Tuesday, February 17, 2009

Goodbye Great Satan?

During the 2008 election, one of the news commentators said that people in the Middle East would not know how to deal with someone named Barack Hussein Obama. A president by that name would make them stop and wonder.

According to a recent report in the Boston Globe, http://www.boston.com/news/nation/articles/2009/02/11/gentler_approach_challenges_anti_us_regimes_analysts_say/, that is exactly what is happening.

“The new American president, who has tried to strike a more conciliatory tone toward some of America’s most intractable adversaries, may be making inroads into reducing anti-American feeling in some distant corner of the globe,” wrote Globe reporter Bryan Bender.
Adversaries such as North Korea, Venezuela, Hammas, Iran, and even Al Qaeda, Bender said, are all having a problem with Obama.

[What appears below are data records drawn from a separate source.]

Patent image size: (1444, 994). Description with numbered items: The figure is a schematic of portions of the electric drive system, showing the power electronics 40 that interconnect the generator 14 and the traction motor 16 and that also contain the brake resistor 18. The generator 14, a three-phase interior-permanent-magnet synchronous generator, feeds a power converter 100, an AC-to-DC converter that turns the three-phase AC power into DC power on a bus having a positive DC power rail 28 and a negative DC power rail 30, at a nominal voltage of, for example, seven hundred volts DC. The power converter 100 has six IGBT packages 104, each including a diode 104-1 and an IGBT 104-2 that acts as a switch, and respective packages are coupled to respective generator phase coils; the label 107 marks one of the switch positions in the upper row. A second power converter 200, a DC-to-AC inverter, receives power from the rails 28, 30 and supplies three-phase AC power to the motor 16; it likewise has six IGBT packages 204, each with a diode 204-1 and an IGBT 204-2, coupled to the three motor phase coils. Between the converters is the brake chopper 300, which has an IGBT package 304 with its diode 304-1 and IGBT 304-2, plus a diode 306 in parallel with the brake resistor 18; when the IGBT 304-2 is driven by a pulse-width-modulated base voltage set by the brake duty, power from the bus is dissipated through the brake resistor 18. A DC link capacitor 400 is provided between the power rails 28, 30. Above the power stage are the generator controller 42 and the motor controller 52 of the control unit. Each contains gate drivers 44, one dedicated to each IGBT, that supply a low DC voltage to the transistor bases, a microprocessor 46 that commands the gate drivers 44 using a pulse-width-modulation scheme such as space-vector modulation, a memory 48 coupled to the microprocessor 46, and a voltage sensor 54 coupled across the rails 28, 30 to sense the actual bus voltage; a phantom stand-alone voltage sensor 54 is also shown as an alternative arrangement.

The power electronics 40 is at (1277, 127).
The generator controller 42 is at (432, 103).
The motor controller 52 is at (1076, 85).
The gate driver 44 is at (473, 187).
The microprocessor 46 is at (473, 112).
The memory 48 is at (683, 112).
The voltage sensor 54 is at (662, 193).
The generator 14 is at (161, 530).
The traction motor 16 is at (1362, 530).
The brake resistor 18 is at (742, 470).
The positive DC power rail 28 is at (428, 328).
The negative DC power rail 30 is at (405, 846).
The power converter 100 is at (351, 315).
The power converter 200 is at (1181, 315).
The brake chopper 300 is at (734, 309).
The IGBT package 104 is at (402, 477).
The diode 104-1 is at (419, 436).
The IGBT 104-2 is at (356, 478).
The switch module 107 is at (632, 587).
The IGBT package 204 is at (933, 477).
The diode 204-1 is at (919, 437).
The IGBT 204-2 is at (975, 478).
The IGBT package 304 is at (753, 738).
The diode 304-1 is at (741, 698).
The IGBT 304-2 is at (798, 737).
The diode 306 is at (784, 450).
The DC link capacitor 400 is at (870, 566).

“They all feel threatened by a Barack Obama,” Hady Amr, director of the Brookings Doha Center in Qatar, told Bender. “They worry that Barack Obama will erode their base.”
This isn’t all roses. Bender noted several specialists who worry that a growing feeling of vulnerability might force anti-American leaders to act out.

Still, the prospect of an American president who does not act like a “Great Satan” may be a blow to the terror groups who can no longer point to an American enemy.

Time will tell. The United States has to walk the walk toward peace.